João Falcão Dias, membro da Manesco, Ramires, Perez, Azevedo Marques Sociedade de Advogados
Quase três anos após a promulgação da nova lei de licitações, muito ainda se discutem as regras de transição do antigo diploma, especialmente a partir de sua cessação definitiva.
De acordo com a Lei n. 14.133/2021, a Administração Pública poderia optar por qual regime legal seguir em suas contratações até 30/12/2023 (prazo já estendido a fim de possibilitar a adaptação à nova norma pelos diversos entes estatais). Doravante, apesar de a Lei n. 8.666/1993 ainda reger os contratos firmados segundo o seu regime, as futuras contratações deverão obedecer à nova lei.
Dúvida surge no caso do Sistema de Registro de Preços, previsto em ambos os diplomas: se a natureza do instituto pressupõe firmar uma ata contendo as condições para assinatura de ulteriores contratos, poderia a Administração seguir, hoje, entabulando ajustes no regramento da lei revogada?
A questão nos parece a princípio simples. Uma vez decorrente de licitação promovida no regime anterior antes da revogação, a ata é plenamente válida durante toda sua vigência, produzindo efeitos para celebração de novos contratos mesmo sob o novo marco legal. Vale lembrar que, durante toda sua vigência, tais contratos deverão se manter fiéis às regras da lei que os regeu, isto é, a Lei n. 8.666/1993.
Mais complexo é o caso da adesão de órgãos não participantes do processo licitatório à ata lavrada no regime antigo – a chamada “carona”, também admitida nas duas leis. Considerando-se que a ultratividade da lei anterior atenderia aos órgãos que optaram por esse regime enquanto possível, o que dizer dos órgãos que pretendem aderir à ata hoje, quando não há mais opção senão pela Lei n. 14.133/2021?
Em nosso entendimento, a menos que haja vedação no regulamento pertinente, a carona está autorizada por duas razões principais. A uma, depreende-se da norma de transição que os instrumentos oriundos da lei antiga permanecem plenamente válidos e eficazes enquanto vigerem. E a plena validade e eficácia da ata de registro de preços incute a hipótese de ser utilizada não apenas pelo órgão gerenciador ou participante da licitação, como também por aqueles que pretendam motivadamente vir a aderir depois.

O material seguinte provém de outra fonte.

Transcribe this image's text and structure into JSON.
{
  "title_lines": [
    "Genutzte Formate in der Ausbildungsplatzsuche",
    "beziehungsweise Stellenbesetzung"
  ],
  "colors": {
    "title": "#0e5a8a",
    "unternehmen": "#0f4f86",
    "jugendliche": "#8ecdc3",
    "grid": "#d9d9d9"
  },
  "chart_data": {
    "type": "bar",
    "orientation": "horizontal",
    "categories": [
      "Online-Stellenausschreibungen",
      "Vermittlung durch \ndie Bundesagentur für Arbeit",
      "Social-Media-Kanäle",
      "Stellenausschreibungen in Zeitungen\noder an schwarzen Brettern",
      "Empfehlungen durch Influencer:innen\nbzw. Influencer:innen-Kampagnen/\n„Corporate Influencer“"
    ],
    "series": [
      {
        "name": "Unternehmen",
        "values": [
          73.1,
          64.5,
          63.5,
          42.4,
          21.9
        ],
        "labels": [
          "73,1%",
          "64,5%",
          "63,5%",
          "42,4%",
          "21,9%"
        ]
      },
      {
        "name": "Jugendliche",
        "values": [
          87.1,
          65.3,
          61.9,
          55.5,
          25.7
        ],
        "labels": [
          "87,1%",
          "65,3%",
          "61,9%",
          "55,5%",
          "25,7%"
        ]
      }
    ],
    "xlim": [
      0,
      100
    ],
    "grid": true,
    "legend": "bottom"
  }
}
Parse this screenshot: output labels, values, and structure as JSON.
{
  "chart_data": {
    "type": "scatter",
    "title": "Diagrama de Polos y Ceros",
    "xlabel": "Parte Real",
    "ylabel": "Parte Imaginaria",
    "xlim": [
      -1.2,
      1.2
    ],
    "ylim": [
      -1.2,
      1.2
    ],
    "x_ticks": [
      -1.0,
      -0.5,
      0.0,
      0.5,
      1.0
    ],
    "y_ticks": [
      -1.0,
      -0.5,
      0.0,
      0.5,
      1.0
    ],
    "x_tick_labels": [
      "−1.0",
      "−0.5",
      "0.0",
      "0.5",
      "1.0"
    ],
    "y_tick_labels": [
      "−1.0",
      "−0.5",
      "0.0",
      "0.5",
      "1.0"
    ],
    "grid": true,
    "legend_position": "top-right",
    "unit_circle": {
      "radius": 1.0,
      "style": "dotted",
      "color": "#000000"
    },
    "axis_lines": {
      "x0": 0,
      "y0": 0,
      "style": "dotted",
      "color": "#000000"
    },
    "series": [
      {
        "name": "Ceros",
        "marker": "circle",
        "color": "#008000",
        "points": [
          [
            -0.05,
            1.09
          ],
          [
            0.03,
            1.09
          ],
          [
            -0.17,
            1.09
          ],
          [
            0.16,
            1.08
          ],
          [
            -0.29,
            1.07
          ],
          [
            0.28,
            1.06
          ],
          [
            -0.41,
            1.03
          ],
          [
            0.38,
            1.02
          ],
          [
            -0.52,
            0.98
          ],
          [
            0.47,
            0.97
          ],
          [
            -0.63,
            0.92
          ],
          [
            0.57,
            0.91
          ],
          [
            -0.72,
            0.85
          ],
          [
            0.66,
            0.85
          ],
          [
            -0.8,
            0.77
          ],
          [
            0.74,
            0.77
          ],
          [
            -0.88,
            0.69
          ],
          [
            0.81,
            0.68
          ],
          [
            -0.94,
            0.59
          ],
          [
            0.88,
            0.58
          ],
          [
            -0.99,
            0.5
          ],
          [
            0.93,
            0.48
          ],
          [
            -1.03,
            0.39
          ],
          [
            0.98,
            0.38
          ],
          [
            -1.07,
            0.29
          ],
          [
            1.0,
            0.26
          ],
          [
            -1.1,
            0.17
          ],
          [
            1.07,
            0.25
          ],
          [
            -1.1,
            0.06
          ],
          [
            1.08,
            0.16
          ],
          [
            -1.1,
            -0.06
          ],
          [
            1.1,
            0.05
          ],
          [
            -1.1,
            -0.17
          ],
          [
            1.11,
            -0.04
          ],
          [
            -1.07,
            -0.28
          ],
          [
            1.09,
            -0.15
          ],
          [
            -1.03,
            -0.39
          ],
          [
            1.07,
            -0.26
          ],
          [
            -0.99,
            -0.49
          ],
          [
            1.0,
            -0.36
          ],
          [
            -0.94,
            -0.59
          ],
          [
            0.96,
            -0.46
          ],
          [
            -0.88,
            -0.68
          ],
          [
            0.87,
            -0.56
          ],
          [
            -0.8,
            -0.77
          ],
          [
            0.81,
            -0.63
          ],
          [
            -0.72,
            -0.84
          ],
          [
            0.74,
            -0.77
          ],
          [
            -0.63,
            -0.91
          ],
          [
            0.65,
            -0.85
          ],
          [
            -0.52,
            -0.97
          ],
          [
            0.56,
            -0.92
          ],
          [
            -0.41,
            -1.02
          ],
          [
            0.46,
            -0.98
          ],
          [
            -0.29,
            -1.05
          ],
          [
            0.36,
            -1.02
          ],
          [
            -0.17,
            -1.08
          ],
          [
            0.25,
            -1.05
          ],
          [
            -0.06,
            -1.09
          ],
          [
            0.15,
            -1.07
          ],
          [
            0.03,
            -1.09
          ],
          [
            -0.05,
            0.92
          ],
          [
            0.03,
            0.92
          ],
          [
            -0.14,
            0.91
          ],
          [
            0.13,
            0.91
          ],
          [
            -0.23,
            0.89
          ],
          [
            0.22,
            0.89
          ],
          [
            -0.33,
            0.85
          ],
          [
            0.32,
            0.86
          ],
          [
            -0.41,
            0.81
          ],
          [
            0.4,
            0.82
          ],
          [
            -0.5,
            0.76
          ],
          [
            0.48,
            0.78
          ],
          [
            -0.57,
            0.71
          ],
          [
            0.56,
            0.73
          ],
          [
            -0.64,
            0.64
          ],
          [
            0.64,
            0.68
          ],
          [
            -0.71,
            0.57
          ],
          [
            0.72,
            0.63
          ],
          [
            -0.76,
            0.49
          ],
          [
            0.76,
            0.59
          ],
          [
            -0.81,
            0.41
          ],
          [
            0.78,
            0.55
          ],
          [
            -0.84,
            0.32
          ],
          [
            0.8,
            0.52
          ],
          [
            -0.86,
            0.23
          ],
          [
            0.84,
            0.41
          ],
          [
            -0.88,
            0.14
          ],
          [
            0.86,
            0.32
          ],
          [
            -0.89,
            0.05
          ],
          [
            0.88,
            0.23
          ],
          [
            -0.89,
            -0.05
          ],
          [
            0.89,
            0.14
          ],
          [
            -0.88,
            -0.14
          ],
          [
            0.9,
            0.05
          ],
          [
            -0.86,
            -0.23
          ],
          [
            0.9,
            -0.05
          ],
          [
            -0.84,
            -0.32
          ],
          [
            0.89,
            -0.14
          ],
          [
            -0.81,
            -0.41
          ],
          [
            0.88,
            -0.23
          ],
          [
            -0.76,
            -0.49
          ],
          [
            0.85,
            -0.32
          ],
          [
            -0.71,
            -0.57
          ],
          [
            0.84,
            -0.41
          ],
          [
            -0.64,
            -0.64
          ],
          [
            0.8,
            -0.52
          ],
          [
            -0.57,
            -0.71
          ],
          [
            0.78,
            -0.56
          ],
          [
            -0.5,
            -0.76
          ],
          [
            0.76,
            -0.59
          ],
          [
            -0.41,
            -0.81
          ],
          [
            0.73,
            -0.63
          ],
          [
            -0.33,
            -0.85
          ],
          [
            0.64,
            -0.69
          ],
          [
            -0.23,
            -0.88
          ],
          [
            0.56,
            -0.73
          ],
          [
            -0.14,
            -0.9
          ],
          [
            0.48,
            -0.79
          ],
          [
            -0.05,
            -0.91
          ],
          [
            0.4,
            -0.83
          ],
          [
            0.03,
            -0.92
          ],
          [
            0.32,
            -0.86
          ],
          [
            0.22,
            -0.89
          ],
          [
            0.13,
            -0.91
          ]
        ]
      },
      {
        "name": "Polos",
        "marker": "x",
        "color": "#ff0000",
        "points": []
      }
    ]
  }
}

A duas, foi neste sentido a regulamentação da nova lei pela Presidência da República no âmbito federal, ao dispor que “as atas de registro de preços […], durante suas vigências, poderão ser utilizadas por qualquer órgão ou entidade da Administração Pública federal, municipal, distrital ou estadual que não tenha participado do certame licitatório, mediante anuência do órgão gerenciador”.
Essa regulamentação se conforma à lei. A revogação do antigo diploma, embora obste seu uso em novas contratações, não afeta as atas em vigor em toda extensão de seus efeitos, notadamente o aproveitamento por órgãos não participantes do certame, ainda que a opção desse órgão se expresse já no novo ambiente normativo. Válida a ata, e respaldando-se na efetiva economicidade, a adesão é admitida, sendo que o vindouro contrato se regerá pela antiga lei da qual se originou.
Qualquer que seja a opção da Administração, a prévia demonstração de sua vantagem é legalmente mandatória.
Daí mesmo o aval à carona: em se revelando eventualmente uma alternativa mais vantajosa ao Poder Público, sua adoção prestigiará os princípios da eficiência, da economicidade e da razoabilidade – do contrário, o emprego de um viés exageradamente literal, formalista e restritivo do direito findaria por frustrar o maior benefício ao erário.